BasaltBFT Consensus
BasaltBFT is a HotStuff-inspired simplified Byzantine Fault Tolerant (BFT) consensus protocol. It achieves fast finality through a pipelined three-phase commit process with BLS12-381 aggregate signature compression.
Three-Phase Commit
Every block progresses through three sequential voting phases before reaching finality:
- PREPARE -- The elected leader broadcasts a block proposal. Validators verify the proposal and cast PREPARE votes.
- PRE-COMMIT -- Once the leader collects a quorum of PREPARE votes, it assembles a PRE-COMMIT certificate and broadcasts it. Validators verify the certificate and cast PRE-COMMIT votes.

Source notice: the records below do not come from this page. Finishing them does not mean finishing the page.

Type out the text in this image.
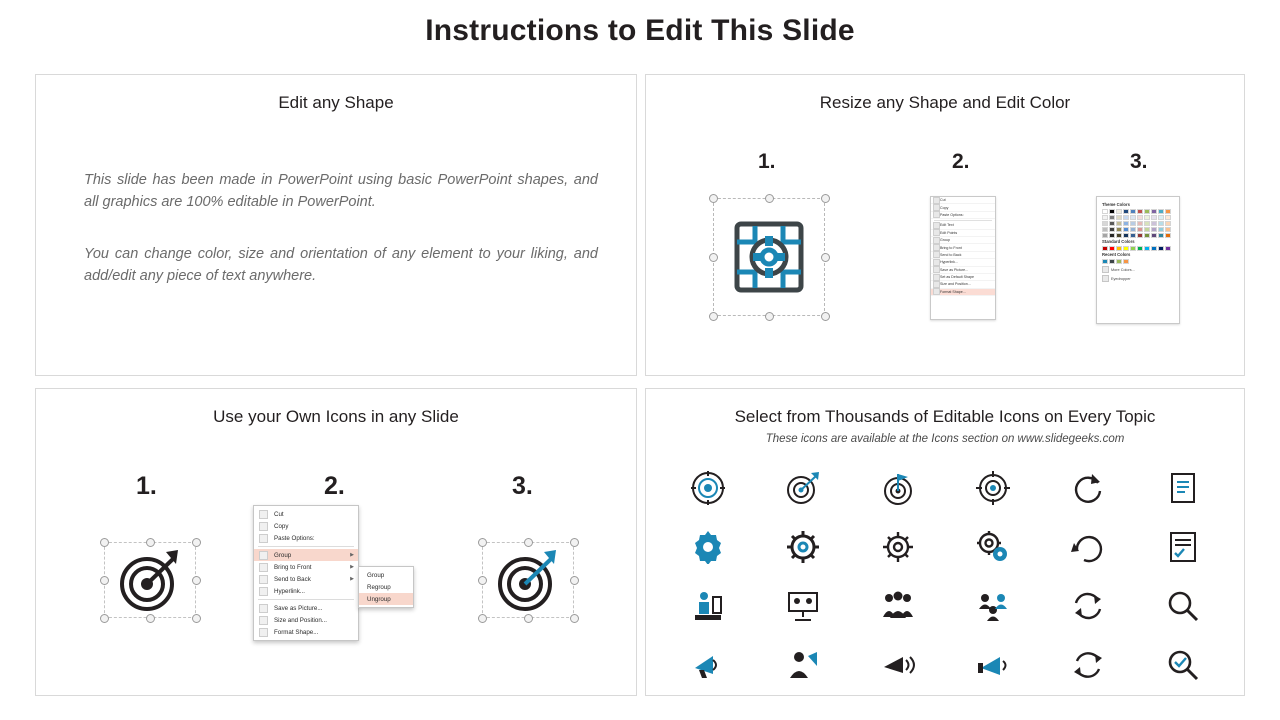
Instructions to Edit This Slide
Edit any Shape
This slide has been made in PowerPoint using basic PowerPoint shapes, and all graphics are 100% editable in PowerPoint.
You can change color, size and orientation of any element to your liking, and add/edit any piece of text anywhere.
Resize any Shape and Edit Color
1.	2.	3.
Cut
Copy
Paste Options:
Edit Text
Edit Points
Group
Bring to Front
Send to Back
Hyperlink...
Save as Picture...
Set as Default Shape
Size and Position...
Format Shape...
Theme Colors
Standard Colors
Recent Colors
More Colors...
Eyedropper
Use your Own Icons in any Slide
1.	2.	3.
Cut
Copy
Paste Options:
Group	▶
Bring to Front	▶
Send to Back	▶
Hyperlink...
Save as Picture...
Size and Position...
Format Shape...
Group
Regroup
Ungroup
Select from Thousands of Editable Icons on Every Topic
These icons are available at the Icons section on www.slidegeeks.com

- COMMIT -- Once the leader collects a quorum of PRE-COMMIT votes, it assembles a COMMIT certificate and broadcasts it. Validators apply the block to their local state.
Consensus State Machine
The consensus engine transitions through the following states for each block:
Idle -> Proposing -> Preparing -> PreCommitting -> Committing -> Finalized
Quorum Requirements
BasaltBFT tolerates up to f Byzantine validators, where:
f = (validatorCount - 1) / 3
A quorum requires 2f + 1 votes. In practice, the quorum threshold is calculated as:
quorum = (validatorCount * 2 / 3) + 1
This guarantees that any two quorums share at least one honest validator, preventing conflicting blocks from being finalized.
Pipelined Consensus
BasaltBFT uses pipelined consensus to overlap the phases of consecutive blocks. A new block proposal can begin before the previous block has fully committed, creating a three-block pipeline overlap. This reduces effective finality time:
| Parameter | Value |
|---|---|
| Block time | 2 seconds (configurable via BlockTimeMs) |
| Finality | ~4 seconds (with pipelining) |
| Pipeline depth | 3 blocks |
Without pipelining, finality would require three full round-trips (approximately 6 seconds). The pipeline overlap cuts this to roughly two block intervals.
Vote Aggregation
Validator votes use BLS12-381 signatures, which support efficient aggregation. Instead of transmitting and verifying each validator's vote individually, the leader aggregates all votes for a given phase into a single 96-byte aggregate signature. This compression is critical for scalability, as it keeps certificate sizes constant regardless of validator count.
Leader Selection
Leaders are selected using stake-weighted round-robin rotation within the active validator set. Each validator's frequency of selection is proportional to its stake. The rotation is deterministic, so all honest validators agree on the current leader for any given block height.
Validator Set
| Constraint | Value |
|---|---|
| Maximum validators | 64 |
| Vote tracking | ulong bitmap (64-bit) |
The 64-validator limit is derived from the use of a ulong bitmap for efficient vote tracking. Each bit position corresponds to a validator index, enabling constant-time vote recording and quorum checking.
Epoch Transitions
The validator set is updated at epoch boundaries. Within an epoch, the validator set is fixed.
| Network | Epoch Length (blocks) |
|---|---|
| Mainnet | 1,000 |
| Testnet | 500 |
| Devnet | 100 |
At each epoch boundary, the consensus engine applies pending validator set changes (new registrations, stake updates, ejections) and begins the next epoch with the updated set.
Circuit Breaker
The consensus engine includes a circuit breaker mechanism that prevents deadlocks during view changes. If the consensus process stalls (for example, due to a leader failure or network partition), the circuit breaker triggers a view change to elect a new leader and resume block production. This prevents the chain from permanently halting under adverse conditions.
Slashing
Validators that violate protocol rules are subject to stake slashing:
| Violation | Penalty | Description |
|---|---|---|
| Double-signing (equivocation) | 100% of stake | Signing two different blocks at the same height. This is the most severe violation, as it can lead to chain forks. |
| Prolonged inactivity | 5% of stake | Failing to participate in consensus for an extended period. The inactivity threshold is configurable per network. |
Slashing is enforced automatically by the protocol. When equivocation is detected (two conflicting signed messages from the same validator at the same height), the validator's entire stake is forfeited. Inactivity slashing applies a smaller penalty to validators that fail to produce votes within the configured threshold window.